Selon le Dr Ramprakash Reesaul, consultant en charge en pneumologie au ministère de la Santé, le long Covid est observé chez des personnes ayant subi des complications après avoir été infectées par le coronavirus. « Il s’agit de complications respiratoires dans 30 % des cas, qui sont plus significatives chez les patients âgés, ceux qui ont une comorbidité ou qui ont été placés sous ventilation mécanique pendant leur traitement. Ils peuvent développer le long Covid », dit-il. Avec le temps, ces problèmes respiratoires peuvent provoquer une destruction du parenchyme pulmonaire (le tissu fonctionnel du poumon) et engendrer une fibrose pulmonaire.
En cas de fibrose pulmonaire, l’oxygène passe mal dans les alvéoles des poumons. Au moindre effort, le malade est donc essoufflé. Environ 5 % des patients ayant développé une forme grave de Covid-19 auraient ce problème dans le monde. Le Mauricien Kistnen Moutien en fait partie. Il doit être placé sous oxygène régulièrement après son séjour de plusieurs jours à l’unité des soins intensifs de l’hôpital SSRN à Pamplemousses en décembre dernier. Aujourd’hui encore, il vit avec les séquelles que la maladie lui a laissées.

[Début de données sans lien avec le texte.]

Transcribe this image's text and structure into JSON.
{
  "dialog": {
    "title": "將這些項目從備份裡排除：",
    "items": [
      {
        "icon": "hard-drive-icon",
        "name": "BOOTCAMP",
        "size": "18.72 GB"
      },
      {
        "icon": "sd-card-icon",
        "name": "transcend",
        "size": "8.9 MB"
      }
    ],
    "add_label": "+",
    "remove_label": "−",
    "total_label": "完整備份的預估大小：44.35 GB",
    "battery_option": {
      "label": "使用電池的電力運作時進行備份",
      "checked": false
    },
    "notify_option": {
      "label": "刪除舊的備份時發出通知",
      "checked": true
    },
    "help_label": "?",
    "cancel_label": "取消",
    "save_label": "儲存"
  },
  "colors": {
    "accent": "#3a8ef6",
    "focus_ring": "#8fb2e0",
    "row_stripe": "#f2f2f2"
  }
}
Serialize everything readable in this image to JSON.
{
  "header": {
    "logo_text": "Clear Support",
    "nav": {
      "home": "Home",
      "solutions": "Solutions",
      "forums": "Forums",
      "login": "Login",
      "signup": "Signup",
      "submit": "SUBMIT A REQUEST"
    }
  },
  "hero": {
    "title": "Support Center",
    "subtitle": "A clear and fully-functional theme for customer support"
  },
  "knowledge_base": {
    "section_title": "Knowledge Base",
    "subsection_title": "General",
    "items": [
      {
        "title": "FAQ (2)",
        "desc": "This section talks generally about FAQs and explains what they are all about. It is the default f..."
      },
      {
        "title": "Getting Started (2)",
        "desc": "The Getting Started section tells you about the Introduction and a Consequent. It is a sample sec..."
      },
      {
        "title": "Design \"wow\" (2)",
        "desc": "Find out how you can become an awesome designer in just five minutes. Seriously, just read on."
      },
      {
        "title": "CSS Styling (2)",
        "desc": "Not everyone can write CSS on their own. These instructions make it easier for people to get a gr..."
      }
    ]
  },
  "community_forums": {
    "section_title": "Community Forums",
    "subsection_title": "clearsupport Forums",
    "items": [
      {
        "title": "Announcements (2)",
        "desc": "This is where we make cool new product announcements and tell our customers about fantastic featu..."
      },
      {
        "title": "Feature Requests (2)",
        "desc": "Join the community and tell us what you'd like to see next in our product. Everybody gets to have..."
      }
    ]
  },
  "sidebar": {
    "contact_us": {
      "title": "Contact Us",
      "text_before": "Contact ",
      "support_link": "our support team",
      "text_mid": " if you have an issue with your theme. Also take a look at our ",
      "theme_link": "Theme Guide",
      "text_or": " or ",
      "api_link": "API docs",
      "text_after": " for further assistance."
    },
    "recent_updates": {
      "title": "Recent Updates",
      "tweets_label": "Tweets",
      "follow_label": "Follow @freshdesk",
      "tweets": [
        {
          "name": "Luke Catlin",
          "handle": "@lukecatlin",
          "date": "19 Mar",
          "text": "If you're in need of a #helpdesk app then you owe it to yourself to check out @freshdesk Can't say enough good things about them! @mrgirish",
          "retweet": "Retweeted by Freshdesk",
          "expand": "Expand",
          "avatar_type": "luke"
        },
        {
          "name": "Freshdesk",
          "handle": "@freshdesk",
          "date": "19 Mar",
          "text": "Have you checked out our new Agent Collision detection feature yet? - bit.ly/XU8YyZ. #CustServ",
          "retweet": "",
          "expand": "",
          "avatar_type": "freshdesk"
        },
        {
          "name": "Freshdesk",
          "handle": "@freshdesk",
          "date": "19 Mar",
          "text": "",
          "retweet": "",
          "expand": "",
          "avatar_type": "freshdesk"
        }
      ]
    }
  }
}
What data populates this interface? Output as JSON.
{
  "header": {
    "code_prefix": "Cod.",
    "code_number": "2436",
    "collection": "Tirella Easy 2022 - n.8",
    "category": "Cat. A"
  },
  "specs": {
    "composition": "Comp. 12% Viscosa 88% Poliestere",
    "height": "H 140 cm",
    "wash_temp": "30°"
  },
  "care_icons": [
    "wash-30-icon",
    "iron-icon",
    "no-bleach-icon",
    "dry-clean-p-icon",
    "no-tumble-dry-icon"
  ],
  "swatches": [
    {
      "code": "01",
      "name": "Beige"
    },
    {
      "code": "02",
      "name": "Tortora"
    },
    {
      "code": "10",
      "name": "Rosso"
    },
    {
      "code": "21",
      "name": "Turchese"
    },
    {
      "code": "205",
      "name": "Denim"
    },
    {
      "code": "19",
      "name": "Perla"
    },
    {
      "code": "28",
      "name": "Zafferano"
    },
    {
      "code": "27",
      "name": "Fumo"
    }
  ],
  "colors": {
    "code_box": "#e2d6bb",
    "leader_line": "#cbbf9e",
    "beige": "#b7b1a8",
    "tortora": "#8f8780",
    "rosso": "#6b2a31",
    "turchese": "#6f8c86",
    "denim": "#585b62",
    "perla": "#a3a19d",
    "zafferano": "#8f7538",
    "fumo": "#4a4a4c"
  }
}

Le Dr Reesaul affirme que la prise en charge du long Covid est assurée à Maurice. Ce sont les pneumologues des hôpitaux régionaux qui s’en occupent. Le bilan de santé effectué comprend un bilan sanguin, une radiographie des poumons et un test à l’aide d’un spiromètre pour évaluer la capacité respiratoire du patient. La distance que celui-ci peut parcourir en marchant et la baisse du niveau d’oxygène sont aussi vérifiées par le test dit Six minutes walk. « La prise en charge médicale dépend des symptômes et des pathologies des patients. Il y a aussi des neurologues, des physiothérapeutes, des nutritionnistes et des psychologues. Le service est disponible dans les hôpitaux depuis l’an dernier », précise le Dr Reesaul.
Traitement symptomatique
« Certaines personnes qui ont eu une forme sévère de la Covid-19, avec pneumonie et admission en soins intensifs, risquent de développer une fibrose pulmonaire, une péricardite ou une myocardite, voire une insuffisance cardiaque », explique le Dr Mita Ballysing. Les patients ayant subi des formes moins sévères de la maladie peuvent souffrir de symptômes qui perdurent, comme une fatigue chronique, un essoufflement, des difficultés de mémorisation et de concentration, ou des douleurs articulaires. Si certains symptômes s’installent durablement, d’autres sont transitoires. C’est le cas notamment de l’anosmie (perte de l’odorat), la plupart des patients retrouvant l’odorat (et le goût) au bout de quelques semaines.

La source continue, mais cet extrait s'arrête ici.